口裂け女
口裂け女とは、口が耳まで裂けた女の怪異で、1979年に日本全国で噂された都市伝説。

- 分類
- 都市伝説 / 現代怪異
- 分布
- 日本全国(発祥は岐阜県とされる)
解説Overview
口裂け女(くちさけおんな)は、口が耳まで裂けた女の姿をした怪異である。1979年(昭和54年)に日本各地で噂され、新聞やテレビでも取り上げられた。
噂の原型は、1978年頃に岐阜県で発生したとされる。学校の帰り道、子供がマスクをした女に「私、きれい?」と尋ねられる。子供が「きれい」と答えると女はマスクを外し、口が耳まで裂けているのを見せる。もう一度「私、きれい?」と問い、子供が逃げ出すと追いかけてくる。子供が「きれい」と答えると口をさらに裂かれ、「きれいじゃない」と答えると殺されるという。
この噂は1979年1月から3月にかけて、岐阜県から愛知県、さらに全国へと広がった。学校では集団下校が行われ、防犯ブザーが売り切れるなど、社会現象となった。警察が調べても実在の人物は確認されず、都市伝説として分類される。
口裂け女の起源には諸説ある。江戸時代の怪談「口裂け女」に遡るという説、戦後の闇市で口を裂かれた女性がいたという説、あるいは整形手術の失敗という説などがあるが、いずれも確証はない。1979年の噂は、当時のマスメディアの発達により急速に広まったと考えられている。
口裂け女はその後も形を変えて語り継がれている。1990年代には「口裂け女が来る」というチェーンメールが流行し、2000年代にはインターネット上で新たなバリエーションが生まれた。2007年には『口裂け女』として映画化もされた。
現代では、口裂け女は日本の都市伝説を代表する存在として、海外のホラーコミュニティでも知られている。英語圏では「Kuchisake-onna」または「Slit-Mouthed Woman」として紹介され、ゲームやアニメのキャラクターのモチーフにもなっている。
伝承・史料Lore
質問と返答: 口裂け女は「私、きれい?」と問い、返答によって行動を変える。この質問は彼女の存在理由と結びつき、恐怖の核心となっている。

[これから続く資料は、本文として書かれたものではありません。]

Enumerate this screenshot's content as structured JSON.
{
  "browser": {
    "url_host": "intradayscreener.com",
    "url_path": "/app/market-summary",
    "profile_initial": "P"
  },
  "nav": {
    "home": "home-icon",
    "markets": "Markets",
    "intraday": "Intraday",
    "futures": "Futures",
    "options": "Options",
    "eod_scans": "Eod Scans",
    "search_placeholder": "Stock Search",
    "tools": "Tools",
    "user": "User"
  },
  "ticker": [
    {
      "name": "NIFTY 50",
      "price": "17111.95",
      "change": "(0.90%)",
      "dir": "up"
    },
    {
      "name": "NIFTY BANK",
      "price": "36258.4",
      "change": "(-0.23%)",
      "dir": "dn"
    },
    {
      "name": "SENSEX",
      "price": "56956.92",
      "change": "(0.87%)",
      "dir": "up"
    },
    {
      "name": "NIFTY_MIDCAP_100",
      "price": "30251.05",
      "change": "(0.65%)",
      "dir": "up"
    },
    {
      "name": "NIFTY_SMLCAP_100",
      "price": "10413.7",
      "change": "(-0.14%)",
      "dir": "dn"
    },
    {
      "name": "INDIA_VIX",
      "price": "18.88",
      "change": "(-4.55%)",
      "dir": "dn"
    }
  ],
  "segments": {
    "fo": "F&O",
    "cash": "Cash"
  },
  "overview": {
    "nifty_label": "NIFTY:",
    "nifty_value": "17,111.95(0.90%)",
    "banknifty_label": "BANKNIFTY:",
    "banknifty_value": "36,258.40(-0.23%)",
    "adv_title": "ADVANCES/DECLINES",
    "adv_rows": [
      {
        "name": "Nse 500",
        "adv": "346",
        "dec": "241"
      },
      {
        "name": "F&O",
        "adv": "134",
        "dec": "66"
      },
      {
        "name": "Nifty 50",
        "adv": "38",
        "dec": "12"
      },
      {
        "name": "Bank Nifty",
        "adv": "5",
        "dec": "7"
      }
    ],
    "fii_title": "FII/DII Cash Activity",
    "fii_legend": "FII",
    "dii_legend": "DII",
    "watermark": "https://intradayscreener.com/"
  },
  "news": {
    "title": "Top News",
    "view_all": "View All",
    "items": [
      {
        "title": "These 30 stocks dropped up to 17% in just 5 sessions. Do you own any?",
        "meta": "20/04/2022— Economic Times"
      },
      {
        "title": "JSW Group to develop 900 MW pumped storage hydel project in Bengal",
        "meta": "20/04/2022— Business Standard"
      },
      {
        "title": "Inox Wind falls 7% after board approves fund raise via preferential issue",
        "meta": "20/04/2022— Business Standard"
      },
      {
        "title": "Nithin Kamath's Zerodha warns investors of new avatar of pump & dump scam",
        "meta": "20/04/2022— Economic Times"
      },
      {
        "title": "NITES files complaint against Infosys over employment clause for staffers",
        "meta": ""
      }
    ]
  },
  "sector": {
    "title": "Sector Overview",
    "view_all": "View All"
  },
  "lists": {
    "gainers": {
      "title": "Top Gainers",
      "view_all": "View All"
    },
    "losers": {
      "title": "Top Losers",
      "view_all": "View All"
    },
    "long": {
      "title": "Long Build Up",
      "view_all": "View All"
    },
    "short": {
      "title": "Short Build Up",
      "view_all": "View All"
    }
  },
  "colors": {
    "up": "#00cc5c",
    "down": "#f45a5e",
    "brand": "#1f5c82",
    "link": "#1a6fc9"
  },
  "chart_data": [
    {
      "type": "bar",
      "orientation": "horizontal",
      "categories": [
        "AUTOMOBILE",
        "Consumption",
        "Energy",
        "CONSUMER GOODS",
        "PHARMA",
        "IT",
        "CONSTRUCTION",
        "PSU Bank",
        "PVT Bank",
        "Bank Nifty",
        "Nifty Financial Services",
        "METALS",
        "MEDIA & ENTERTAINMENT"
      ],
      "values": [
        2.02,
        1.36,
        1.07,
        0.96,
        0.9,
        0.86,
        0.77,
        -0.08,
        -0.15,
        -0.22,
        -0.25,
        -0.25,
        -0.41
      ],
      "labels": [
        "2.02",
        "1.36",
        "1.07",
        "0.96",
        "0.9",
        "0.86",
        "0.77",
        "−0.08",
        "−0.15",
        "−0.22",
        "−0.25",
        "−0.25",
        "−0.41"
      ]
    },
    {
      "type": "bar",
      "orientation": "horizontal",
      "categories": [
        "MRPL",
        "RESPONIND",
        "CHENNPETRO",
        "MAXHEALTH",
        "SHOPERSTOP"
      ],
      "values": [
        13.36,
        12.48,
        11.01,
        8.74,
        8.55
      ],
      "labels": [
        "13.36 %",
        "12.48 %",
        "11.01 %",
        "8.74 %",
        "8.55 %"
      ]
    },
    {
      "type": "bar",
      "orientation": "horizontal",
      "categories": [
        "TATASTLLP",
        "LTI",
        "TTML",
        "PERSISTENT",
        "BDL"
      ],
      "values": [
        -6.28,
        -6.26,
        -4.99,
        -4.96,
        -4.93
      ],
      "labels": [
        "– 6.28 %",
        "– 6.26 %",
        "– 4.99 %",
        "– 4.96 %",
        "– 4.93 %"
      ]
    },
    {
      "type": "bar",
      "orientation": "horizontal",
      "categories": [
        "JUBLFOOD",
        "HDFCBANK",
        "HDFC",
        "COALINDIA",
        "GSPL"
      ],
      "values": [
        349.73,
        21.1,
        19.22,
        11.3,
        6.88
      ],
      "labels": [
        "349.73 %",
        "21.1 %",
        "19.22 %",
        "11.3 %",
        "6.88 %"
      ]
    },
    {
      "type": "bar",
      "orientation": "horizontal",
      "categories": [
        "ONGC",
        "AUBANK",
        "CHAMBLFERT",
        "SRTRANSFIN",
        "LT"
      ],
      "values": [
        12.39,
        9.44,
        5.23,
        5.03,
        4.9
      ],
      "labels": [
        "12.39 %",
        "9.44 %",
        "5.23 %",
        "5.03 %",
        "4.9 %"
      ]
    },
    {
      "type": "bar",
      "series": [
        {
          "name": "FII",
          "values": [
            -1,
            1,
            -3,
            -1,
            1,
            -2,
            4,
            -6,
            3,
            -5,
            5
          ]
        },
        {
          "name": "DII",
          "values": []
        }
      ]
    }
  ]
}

1979年の騒動: 岐阜県を中心に愛知県、そして全国へと噂が広がり、学校では集団下校が実施され、警察が出動する事態となった。
起源の諸説: 江戸時代の怪談、戦後の闇市での事件、整形手術の失敗など、多くの説があるが、いずれも確証はない。
現代の変容: 1990年代のチェーンメール、2000年代のインターネットでの新バリエーション、2007年の映画化など、時代に合わせて変化している。
出典・参考文献References
- 『日本怪異妖怪大事典』 小松和彦(東京堂出版) 2013 — 口裂け女の項目で都市伝説としての位置づけを解説。
- 『朝日新聞 1979年1月24日朝刊』(朝日新聞社) 1979 — 岐阜県で口裂け女の噂が広がっていることを報じる。
- 『怪異・妖怪伝承データベース』 国際日本文化研究センター — 該当項目の各地事例(2026-09-19)
よくある質問FAQ
口裂け女は実在するのですか?
1979年に警察が調査しましたが、実在の人物は確認されていません。都市伝説として扱われています。
口裂け女の弱点は何ですか?
一部の説では「ポマード」や「べっこう飴」を渡すと逃げるとされますが、これは後年の創作を含みます。
口裂け女の起源は何ですか?
江戸時代の怪談、戦後の事件、整形手術の失敗など諸説ありますが、確証はありません。